"Rendre la vue à des aveugles"
Ce n’est pas dans les Evangiles (Jean 9.1-41) que j’ai lu cette formule. C’est dans le presse et les réseaux sociaux que je l’ai lue, où une information indiquait que des implants fabriqués à partir de cellules de porcs ont permis de rétablir la vision d’une vingtaine de patients atteints d’une dégénérescence oculaire, dont certaines complètement aveugles. Formidable, merveilleux, admirable, fantastique, miraculeux (comme dans les Evangiles !). L’on ne peut que se féliciter des progrès scientifiques qui permettent de surmonter ou supprimer des déficiences et ainsi permettre aux personnes qui ont de telles déficiences et les incapacités qui leur sont liées de mieux vivre, d’avoir une vie plus semblable à celle des autres, d’être mieux adaptées à la société dans laquelle elles vivent. Au-delà de cet exemple de la vision, dans nombre de domaines de déficiences et d’incapacités, les innovations techniques et scientifiques, biologiques et pharmaceutiques, ont permis à de nombreuses personnes d’améliorer leurs compétences et leurs capacités, et leur ont facilité la vie.

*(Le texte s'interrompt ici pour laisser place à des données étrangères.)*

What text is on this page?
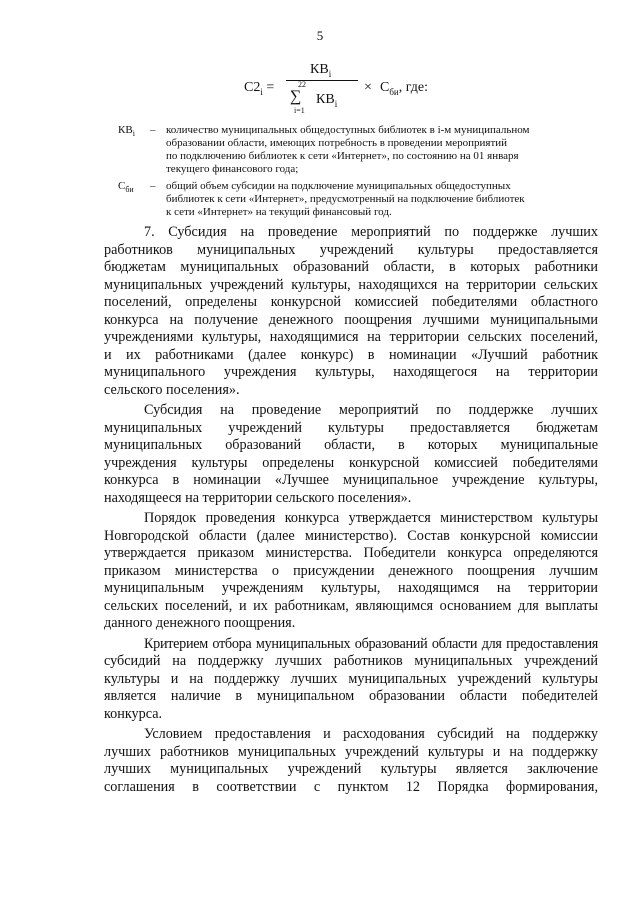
5
$C2_i$ =
$КВ_i$
22
∑
i=1
$КВ_i$
× $С_{би}$, где:
$КВ_i$ – количество муниципальных общедоступных библиотек в i-м муниципальном
образовании области, имеющих потребность в проведении мероприятий
по подключению библиотек к сети «Интернет», по состоянию на 01 января
текущего финансового года;
$С_{би}$ – общий объем субсидии на подключение муниципальных общедоступных
библиотек к сети «Интернет», предусмотренный на подключение библиотек
к сети «Интернет» на текущий финансовый год.
7. Субсидия на проведение мероприятий по поддержке лучших
работников муниципальных учреждений культуры предоставляется
бюджетам муниципальных образований области, в которых работники
муниципальных учреждений культуры, находящихся на территории сельских
поселений, определены конкурсной комиссией победителями областного
конкурса на получение денежного поощрения лучшими муниципальными
учреждениями культуры, находящимися на территории сельских поселений,
и их работниками (далее конкурс) в номинации «Лучший работник
муниципального учреждения культуры, находящегося на территории
сельского поселения».
Субсидия на проведение мероприятий по поддержке лучших
муниципальных учреждений культуры предоставляется бюджетам
муниципальных образований области, в которых муниципальные
учреждения культуры определены конкурсной комиссией победителями
конкурса в номинации «Лучшее муниципальное учреждение культуры,
находящееся на территории сельского поселения».
Порядок проведения конкурса утверждается министерством культуры
Новгородской области (далее министерство). Состав конкурсной комиссии
утверждается приказом министерства. Победители конкурса определяются
приказом министерства о присуждении денежного поощрения лучшим
муниципальным учреждениям культуры, находящимся на территории
сельских поселений, и их работникам, являющимся основанием для выплаты
данного денежного поощрения.
Критерием отбора муниципальных образований области для предоставления
субсидий на поддержку лучших работников муниципальных учреждений
культуры и на поддержку лучших муниципальных учреждений культуры
является наличие в муниципальном образовании области победителей
конкурса.
Условием предоставления и расходования субсидий на поддержку
лучших работников муниципальных учреждений культуры и на поддержку
лучших муниципальных учреждений культуры является заключение
соглашения в соответствии с пунктом 12 Порядка формирования,
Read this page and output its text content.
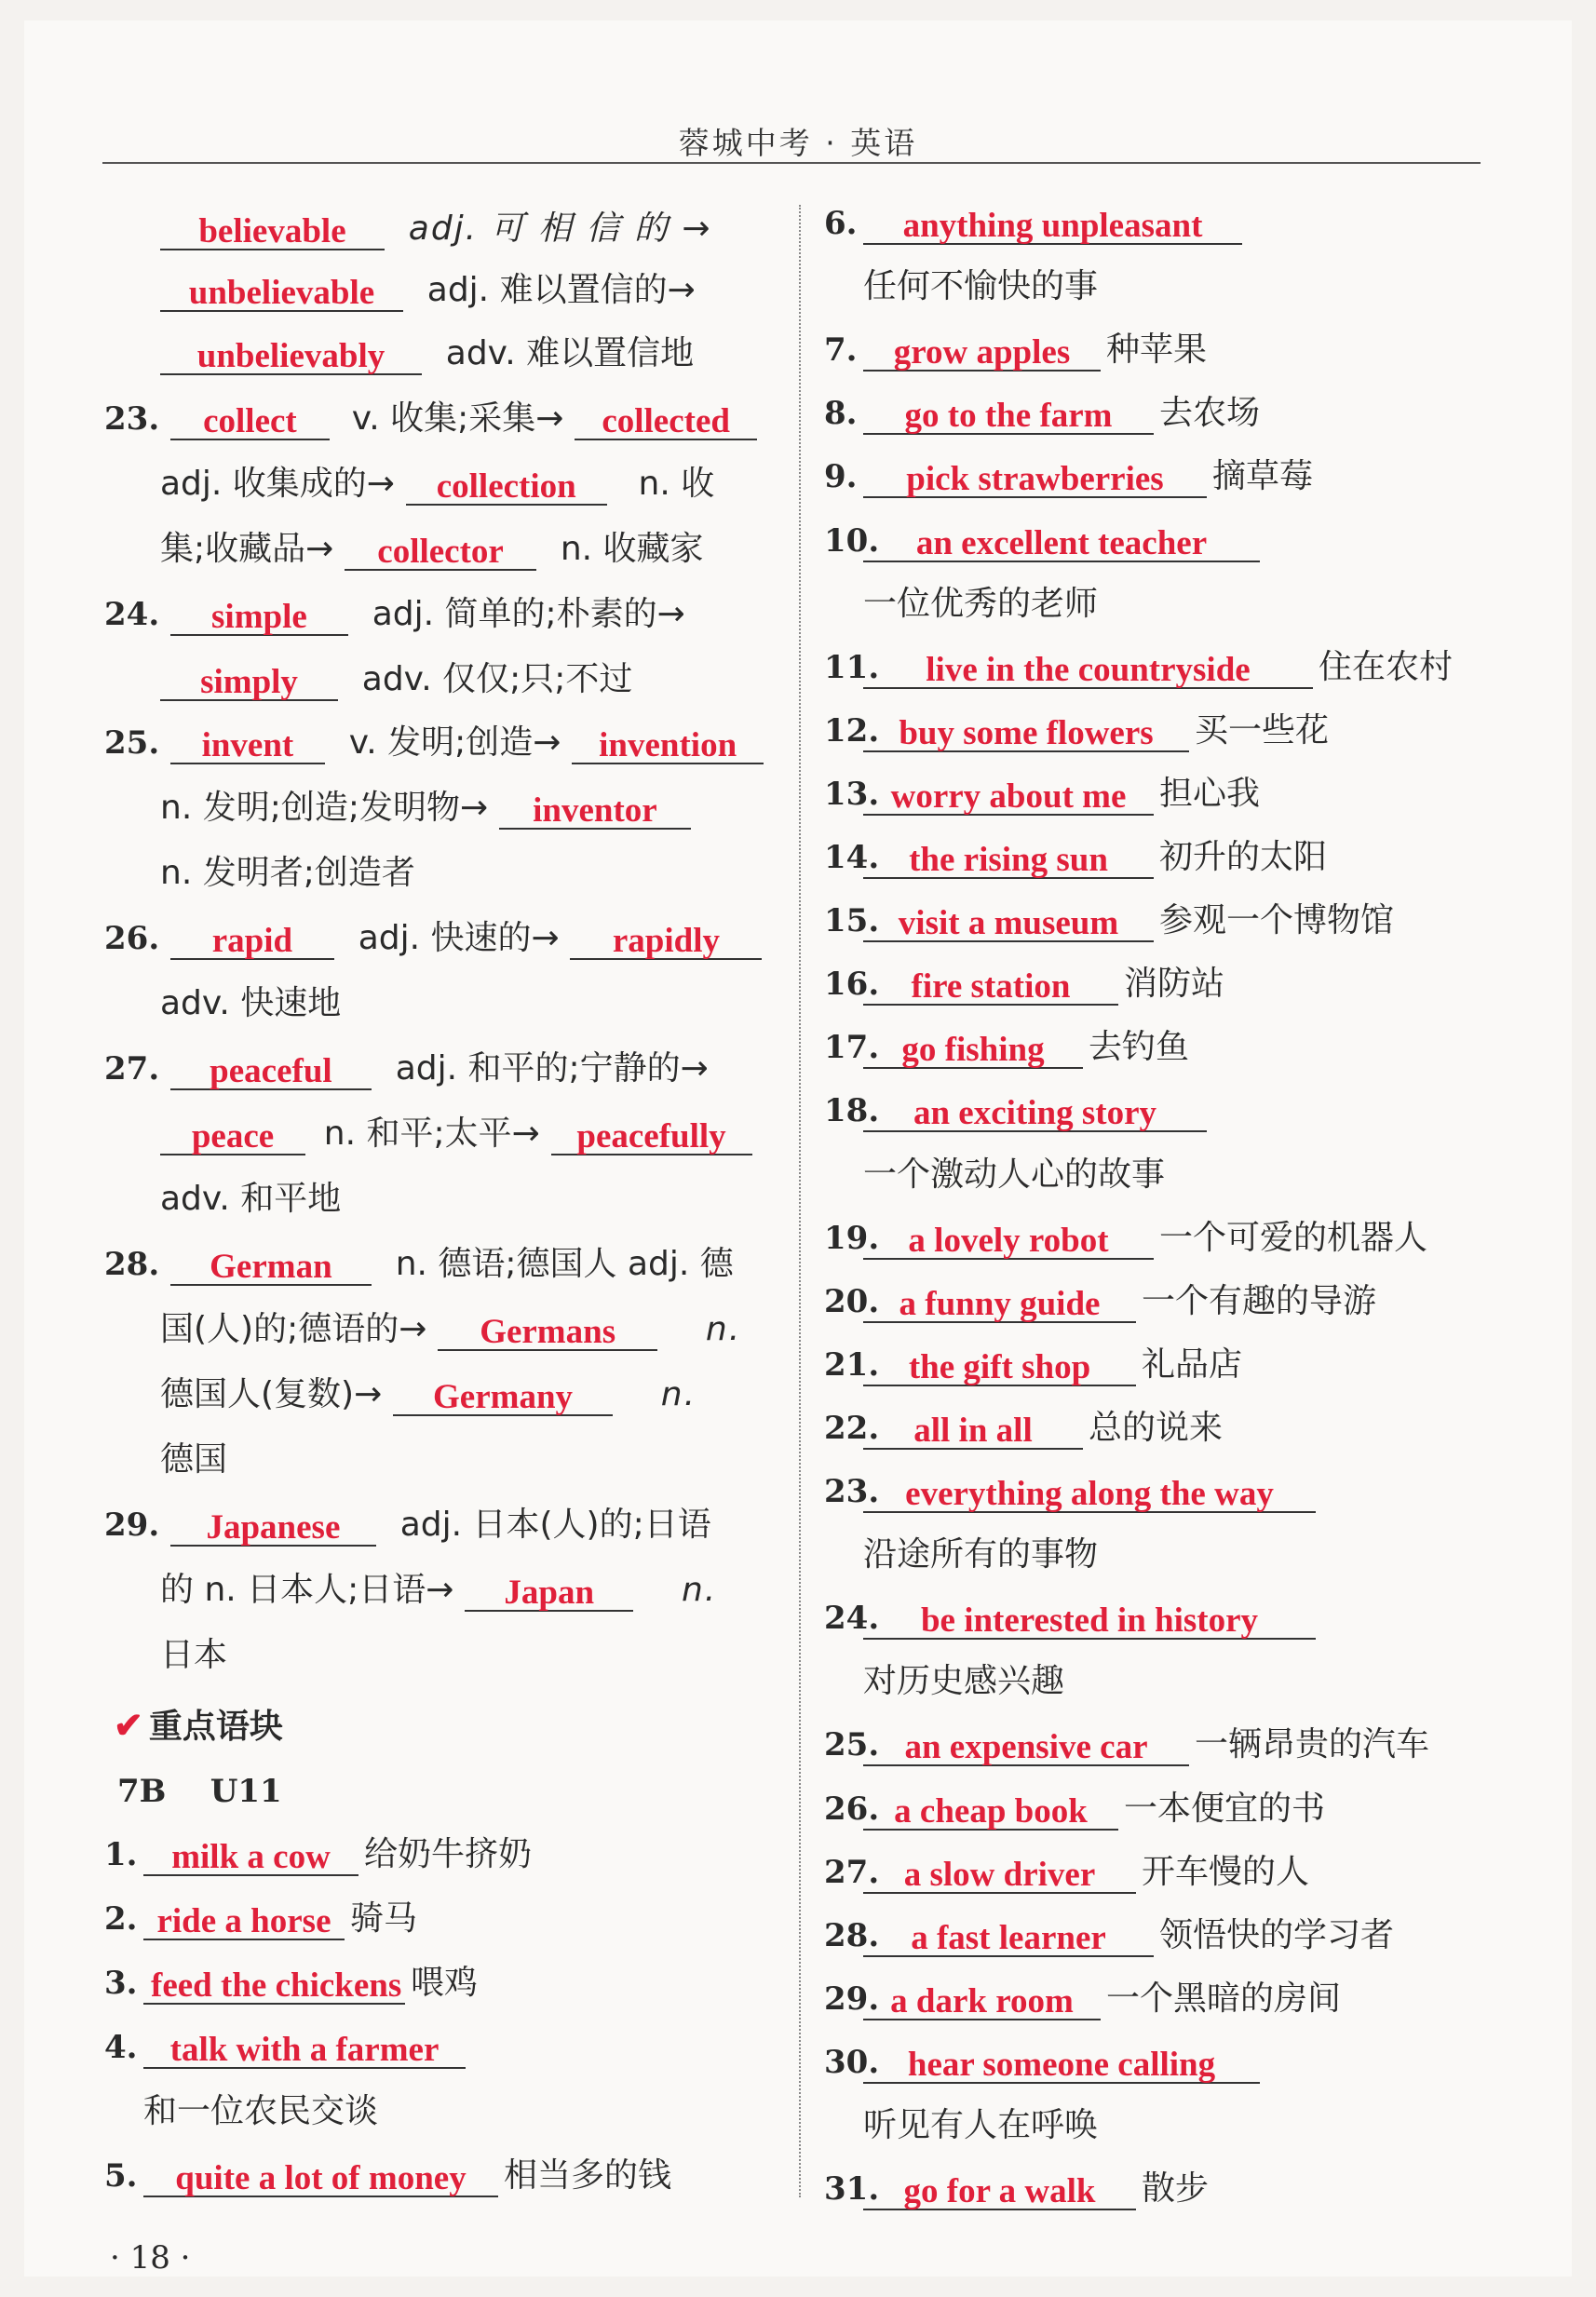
蓉城中考 · 英语
believable adj. 可 相 信 的 →
unbelievable adj. 难以置信的→
unbelievably adv. 难以置信地
23. collect v. 收集;采集→ collected
adj. 收集成的→ collection n. 收
集;收藏品→ collector n. 收藏家
24. simple adj. 简单的;朴素的→
simply adv. 仅仅;只;不过
25. invent v. 发明;创造→ invention
n. 发明;创造;发明物→ inventor
n. 发明者;创造者
26. rapid adj. 快速的→ rapidly
adv. 快速地
27. peaceful adj. 和平的;宁静的→
peace n. 和平;太平→ peacefully
adv. 和平地
28. German n. 德语;德国人 adj. 德
国(人)的;德语的→ Germans	n.
德国人(复数)→ Germany	n.
德国
29. Japanese adj. 日本(人)的;日语
的 n. 日本人;日语→ Japan	n.
日本
✔ 重点语块
7B    U11
1. milk a cow 给奶牛挤奶
2. ride a horse 骑马
3. feed the chickens 喂鸡
4. talk with a farmer
和一位农民交谈
5. quite a lot of money 相当多的钱
6. anything unpleasant
任何不愉快的事
7. grow apples 种苹果
8. go to the farm 去农场
9. pick strawberries 摘草莓
10. an excellent teacher
一位优秀的老师
11. live in the countryside 住在农村
12. buy some flowers 买一些花
13. worry about me 担心我
14. the rising sun 初升的太阳
15. visit a museum 参观一个博物馆
16. fire station 消防站
17. go fishing 去钓鱼
18. an exciting story
一个激动人心的故事
19. a lovely robot 一个可爱的机器人
20. a funny guide 一个有趣的导游
21. the gift shop 礼品店
22. all in all 总的说来
23. everything along the way
沿途所有的事物
24. be interested in history
对历史感兴趣
25. an expensive car 一辆昂贵的汽车
26. a cheap book 一本便宜的书
27. a slow driver 开车慢的人
28. a fast learner 领悟快的学习者
29. a dark room 一个黑暗的房间
30. hear someone calling
听见有人在呼唤
31. go for a walk 散步
· 18 ·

Voir la vie de ses congénères s’améliorer ne peut que nous satisfaire.
Pour autant
cette posture n’est pas exempte d’ambigüités. En effet, lorsqu’on examine les
termes dans lesquels sont présentées, traduites et communiquées (autant par les
scientifiques que par les médias) ces innovations, on perçoit en arrière-plan
des représentations qu’il y aurait peut-être lieu d’interroger. Les formulations
laissent percevoir, non la vie quotidienne ou les situations de vie avec les
difficultés, mais le fait que ces personnes ont quelque chose en moins par
rapport à la population générale : elles ne voient pas, elles n’entendent
pas, elles ne marchent pas, elles ont des capacités intellectuelles moindres…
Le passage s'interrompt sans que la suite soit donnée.